Bei so viel Prophetie für eine Energiewende auf Basis der Erneuerbaren lag es aus Verlagssicht nahe, Robert Habeck für Huxley zu begeistern, zumindest hat der ehemalige Wirtschafts- und Energieminister von den Grünen dem Buch ein werbendes Zitat gestiftet. Huxley, so der Habeck-Blurb auf dem Buchdeckel, sei „ein Lichtschwert gegen Dunkelheit und Dumpfheit“. Ob Habeck auch Huxleys weitere Ausführungen zur friedlichen Nutzung der Atomenergie zur Kenntnis genommen hat?

„Wäre dies nicht eine Lösung für das gesamte Energieproblem der Industrie und des Transportwesens?“, fragt Huxley – scheinbar arglos, um anschließend eine doppelzüngige Antwort zu geben. Ja: „Das Energieproblem könnte sich vielleicht tatsächlich lösen lassen“. Und nein: Nach der Erfahrung der Atombombe (Huxleys Essay entstand im Jahr nach Hiroshima und Nagasaki) „wird die Tatsache, dass die Atomenergie über ein einmalig zerstörerisches Potenzial verfügt, stets eine Versuchung für den Boy Gangster bleiben“.
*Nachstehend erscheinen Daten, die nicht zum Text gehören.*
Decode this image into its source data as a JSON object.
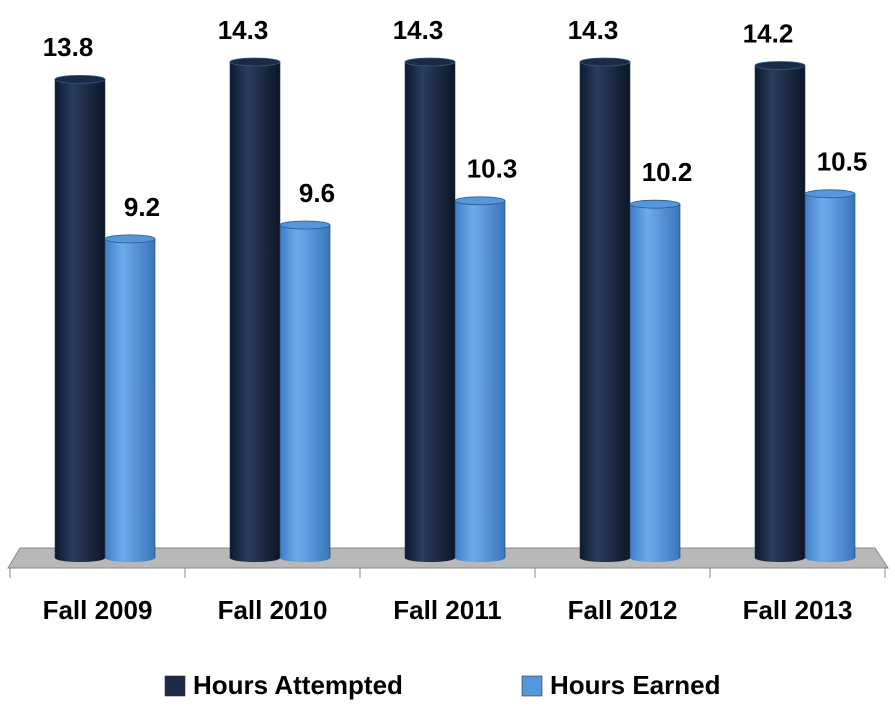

Huxley macht keinen Hehl aus seinem pessimistischen Menschenbild, vielleicht deutet sich an dieser Stelle seines Essays auch schon sein literarisches Spätwerk an. Im Alter hat sich der zu Beginn seiner literarischen Karriere so leichtfüßige und journalistische Huxley nämlich ganz der Mystik und Transzendenz verschrieben: „‚Und führe uns nicht in Versuchung.‘ Dass der Verfasser des Vaterunsers diese Bitte aufnahm, zeugt von seiner zutiefst realistischen Einschätzung der menschlichen Natur. Warum sollten wir darum beten, dass man uns nicht in Versuchung führe? Aus dem einfachen und von aller Erfahrung bestätigten Grund, dass Männer und Frauen der Versuchung zum Bösen im Allgemeinen nachgeben, wenn sie nur ausreichend groß und häufig ist.“

Warum Huxleys Essay jetzt erscheint? Weil dünne Bücher mit scheinbar prophetischer Klarsicht längst zur Masche auf dem Buchmarkt geworden sind. Meist unter 100 Seiten lang und nur 12 oder 14 Euro teuer, laden sie zum Impulskauf ein, weil ihre – meist toten – Autoren weise Botschaften aus der Vergangenheit für drängende Fragen unserer Gegenwart versprechen. Mal ist es ein Vortrag von Theodor W. Adorno zum Antisemitismus (2024), mal ein Aufsatz von Umberto Eco zum ewigen Faschismus (2020). Und aktuell ist es eben Huxley. Einem Klassiker könnte Schlimmeres passieren, als – aus wie wohlfeilen Motiven auch immer – wieder aktuell zu sein.

Aldous Huxley: Zeit der Oligarchen. Aus dem Englischen von Jürgen Neubauer. Hanser, 91 Seiten, 14 Euro.